Последние слова произнесены были сотником так крепко, что философ понял вполне их значение.
— Ступай за мною! — сказал сотник.
Они вышли в сени. Сотник отворил дверь в другую светлицу, бывшую насупротив первой. Философ остановился на минуту в сенях высморкаться и с каким-то безотчетным страхом переступил чрез порог.
Весь пол был устлан красною китайкой. В углу, под образами, на высоком столе лежало тело умершей, на одеяле из синего бархата, убранном золотою бахрамою и кистями. Высокие восковые свечи, увитые калиною, стояли в ногах и в головах, изливая свой мутный, терявшийся в дневном сиянии, свет. Лицо умершей было заслонено от него неутешным отцом, который сидел перед нею, обратясь спиною к дверям. Философа поразили слова, которые он услышал:
«Я не о том жалею, моя наимилейшая мне дочь, что ты во цвете лет своих, не дожив положенного века, на печаль и горесть мне, оставила землю; я о том жалею, моя голубонька, что не знаю того, кто был, лютый враг мой, причиною твоей смерти. И если б я знал, кто мог подумать только оскорбить тебя, или хоть бы сказал что-нибудь неприятное о тебе, то, клянусь Богом, не увидел бы он больше своих детей, если только он так же стар, как и я, ни своего отца и матери, если только он еще на поре лет, и тело его было бы выброшено на съедение птицам и зверям степным!

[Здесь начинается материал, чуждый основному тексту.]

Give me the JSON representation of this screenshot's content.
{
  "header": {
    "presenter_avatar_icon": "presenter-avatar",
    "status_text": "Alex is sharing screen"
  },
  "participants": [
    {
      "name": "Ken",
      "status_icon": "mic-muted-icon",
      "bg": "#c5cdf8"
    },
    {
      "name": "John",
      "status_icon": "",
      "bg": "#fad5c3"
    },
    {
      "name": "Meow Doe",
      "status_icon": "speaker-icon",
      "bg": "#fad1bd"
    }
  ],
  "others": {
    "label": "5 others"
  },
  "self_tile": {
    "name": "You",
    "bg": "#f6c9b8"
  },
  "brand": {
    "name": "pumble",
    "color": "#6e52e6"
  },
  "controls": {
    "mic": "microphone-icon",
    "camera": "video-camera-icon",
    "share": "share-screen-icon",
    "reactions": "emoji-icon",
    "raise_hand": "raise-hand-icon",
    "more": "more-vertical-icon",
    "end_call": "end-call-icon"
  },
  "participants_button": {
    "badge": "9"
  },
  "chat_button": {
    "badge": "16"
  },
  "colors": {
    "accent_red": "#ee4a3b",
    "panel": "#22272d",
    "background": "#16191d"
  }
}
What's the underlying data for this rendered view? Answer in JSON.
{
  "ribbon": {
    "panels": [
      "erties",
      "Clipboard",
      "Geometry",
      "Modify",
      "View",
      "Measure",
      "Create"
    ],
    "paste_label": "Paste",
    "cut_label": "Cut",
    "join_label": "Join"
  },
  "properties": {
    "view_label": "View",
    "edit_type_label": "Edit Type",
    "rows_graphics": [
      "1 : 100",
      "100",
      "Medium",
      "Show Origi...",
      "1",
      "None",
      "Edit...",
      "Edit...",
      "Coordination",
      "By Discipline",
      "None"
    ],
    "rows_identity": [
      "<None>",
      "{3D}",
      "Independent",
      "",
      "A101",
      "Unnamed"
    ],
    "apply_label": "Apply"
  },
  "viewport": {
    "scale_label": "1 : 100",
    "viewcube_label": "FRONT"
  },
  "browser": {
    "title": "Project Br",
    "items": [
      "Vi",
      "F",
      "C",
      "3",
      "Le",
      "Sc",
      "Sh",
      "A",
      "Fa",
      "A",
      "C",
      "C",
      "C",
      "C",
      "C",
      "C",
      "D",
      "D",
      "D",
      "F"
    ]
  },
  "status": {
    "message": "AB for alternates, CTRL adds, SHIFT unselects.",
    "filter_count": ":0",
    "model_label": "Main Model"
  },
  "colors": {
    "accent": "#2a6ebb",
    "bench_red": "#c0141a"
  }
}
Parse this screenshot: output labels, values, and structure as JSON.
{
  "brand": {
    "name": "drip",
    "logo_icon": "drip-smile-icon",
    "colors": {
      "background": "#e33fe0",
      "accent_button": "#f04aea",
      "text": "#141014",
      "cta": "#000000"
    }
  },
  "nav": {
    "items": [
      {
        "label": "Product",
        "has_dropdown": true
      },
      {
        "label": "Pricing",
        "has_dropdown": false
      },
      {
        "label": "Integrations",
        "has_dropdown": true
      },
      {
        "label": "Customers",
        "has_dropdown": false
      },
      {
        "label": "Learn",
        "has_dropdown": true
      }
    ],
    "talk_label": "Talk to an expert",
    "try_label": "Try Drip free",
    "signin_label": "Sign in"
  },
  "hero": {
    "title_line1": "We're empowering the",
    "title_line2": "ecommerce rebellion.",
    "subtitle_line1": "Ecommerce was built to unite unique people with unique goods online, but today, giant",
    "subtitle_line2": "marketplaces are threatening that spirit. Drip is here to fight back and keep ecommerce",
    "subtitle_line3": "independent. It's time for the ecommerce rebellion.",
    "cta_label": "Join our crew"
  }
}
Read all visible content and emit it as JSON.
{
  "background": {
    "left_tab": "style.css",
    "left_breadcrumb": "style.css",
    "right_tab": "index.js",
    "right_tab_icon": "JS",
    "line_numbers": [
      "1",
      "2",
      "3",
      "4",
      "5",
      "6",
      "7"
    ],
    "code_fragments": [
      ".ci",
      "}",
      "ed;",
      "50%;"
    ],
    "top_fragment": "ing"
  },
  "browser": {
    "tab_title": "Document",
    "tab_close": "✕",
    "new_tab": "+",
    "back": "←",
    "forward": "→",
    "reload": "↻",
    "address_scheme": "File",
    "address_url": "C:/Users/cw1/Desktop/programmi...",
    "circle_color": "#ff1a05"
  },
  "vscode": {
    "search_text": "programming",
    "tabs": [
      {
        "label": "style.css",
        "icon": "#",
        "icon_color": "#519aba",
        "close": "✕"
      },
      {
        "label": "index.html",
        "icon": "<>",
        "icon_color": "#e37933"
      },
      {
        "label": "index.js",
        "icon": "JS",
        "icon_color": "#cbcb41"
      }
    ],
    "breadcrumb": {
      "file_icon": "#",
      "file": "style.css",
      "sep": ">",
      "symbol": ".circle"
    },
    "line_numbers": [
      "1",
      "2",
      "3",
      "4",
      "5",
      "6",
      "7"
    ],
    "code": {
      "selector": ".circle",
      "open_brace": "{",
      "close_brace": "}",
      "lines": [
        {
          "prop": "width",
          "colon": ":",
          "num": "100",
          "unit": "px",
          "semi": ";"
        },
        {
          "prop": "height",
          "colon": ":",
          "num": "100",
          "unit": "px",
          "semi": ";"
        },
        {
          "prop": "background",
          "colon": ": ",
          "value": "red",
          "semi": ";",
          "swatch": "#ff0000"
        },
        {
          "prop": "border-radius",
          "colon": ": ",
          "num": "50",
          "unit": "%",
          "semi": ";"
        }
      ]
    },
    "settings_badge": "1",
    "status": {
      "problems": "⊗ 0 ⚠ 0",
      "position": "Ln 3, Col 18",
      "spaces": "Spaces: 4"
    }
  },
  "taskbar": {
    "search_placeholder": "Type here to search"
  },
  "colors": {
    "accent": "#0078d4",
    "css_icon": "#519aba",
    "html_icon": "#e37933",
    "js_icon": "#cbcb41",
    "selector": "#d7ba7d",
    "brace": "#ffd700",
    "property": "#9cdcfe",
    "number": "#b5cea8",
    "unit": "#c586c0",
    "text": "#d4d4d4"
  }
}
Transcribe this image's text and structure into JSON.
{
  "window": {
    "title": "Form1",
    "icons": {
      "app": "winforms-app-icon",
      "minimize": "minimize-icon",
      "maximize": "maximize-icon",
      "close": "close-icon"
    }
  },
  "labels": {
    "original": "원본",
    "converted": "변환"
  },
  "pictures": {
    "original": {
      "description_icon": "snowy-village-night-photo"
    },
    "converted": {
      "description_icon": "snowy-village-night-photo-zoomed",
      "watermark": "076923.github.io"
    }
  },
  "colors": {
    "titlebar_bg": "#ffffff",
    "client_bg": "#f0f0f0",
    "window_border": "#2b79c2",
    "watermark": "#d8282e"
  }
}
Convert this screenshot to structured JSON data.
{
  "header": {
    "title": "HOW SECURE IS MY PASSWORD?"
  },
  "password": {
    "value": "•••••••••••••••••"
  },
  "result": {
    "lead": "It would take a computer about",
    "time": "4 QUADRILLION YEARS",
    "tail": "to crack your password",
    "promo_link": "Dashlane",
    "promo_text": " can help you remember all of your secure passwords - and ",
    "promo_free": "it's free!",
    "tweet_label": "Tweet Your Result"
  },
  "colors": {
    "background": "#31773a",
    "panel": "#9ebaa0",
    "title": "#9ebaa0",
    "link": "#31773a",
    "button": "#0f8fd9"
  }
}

Но горе мне, моя полевая нагидочка, моя перепеличка, моя ясочка, что проживу я остальной век свой без потехи, утирая полою дробные слезы, текущие из старых очей моих, тогда как враг мой будет веселиться и втайне посмеиваться над хилым старцем!..»
Он остановился, и причиною этого была разрывающая горесть, разрешившаяся целым потоком слез.
Философ был тронут такою безутешною печалью; он закашлял и издал глухое крехтание, желая очистить им свой голос.
Сотник оборотился и указал ему место в головах умершей, перед небольшим налоем, на котором лежали книги.
«Три ночи как-нибудь отработаю», подумал философ; — «зато пан набьет мне оба кармана чистыми червонцами».
Он приблизился и, еще раз откашлявшись, принялся читать, не обращая никакого внимания на сторону и не решаясь взглянуть в лицо умершей. Глубокая тишина воцарилась. Он заметил, что сотник вышел. Медленно поворотил он голову, чтобы взглянуть на умершую, и…
Трепет пробежал по его жилам: перед ним лежала красавица, какая когда-либо бывала на земле Казалось, некогда еще черты лица не были образованы в такой резкой и вместе гармонической красоте. Она лежала, как живая; чело прекрасное, нежное, как снег, как серебро, казалось, мыслило; брови — ночь среди солнечного дни, тонкие, ровные, горделиво приподнялись над закрытыми глазами; а ресницы, упавшие стрелами на щеки, пылавшие жаром тайных желаний; уста — рубины, готовые усмехнуться… Но в них же, в тех же самых чертах, он видел что-то страшно-пронзительное. Он чувствовал, что душа его начинала как-то болезненно ныть, как будто бы вдруг среди вихря веселья и закружившейся толпы запел кто-нибудь песню похоронную. Рубины уст ее, казалось, прикипали кровью к самому сердцу. Вдруг что-то страшно-знакомое показалось в лице ее. «Ведьма!» — вскрикнул он не своим голосом, отвел глаза в сторону, побледнел весь и стал читать свои молитвы. Это была та самая ведьма, которую убил он!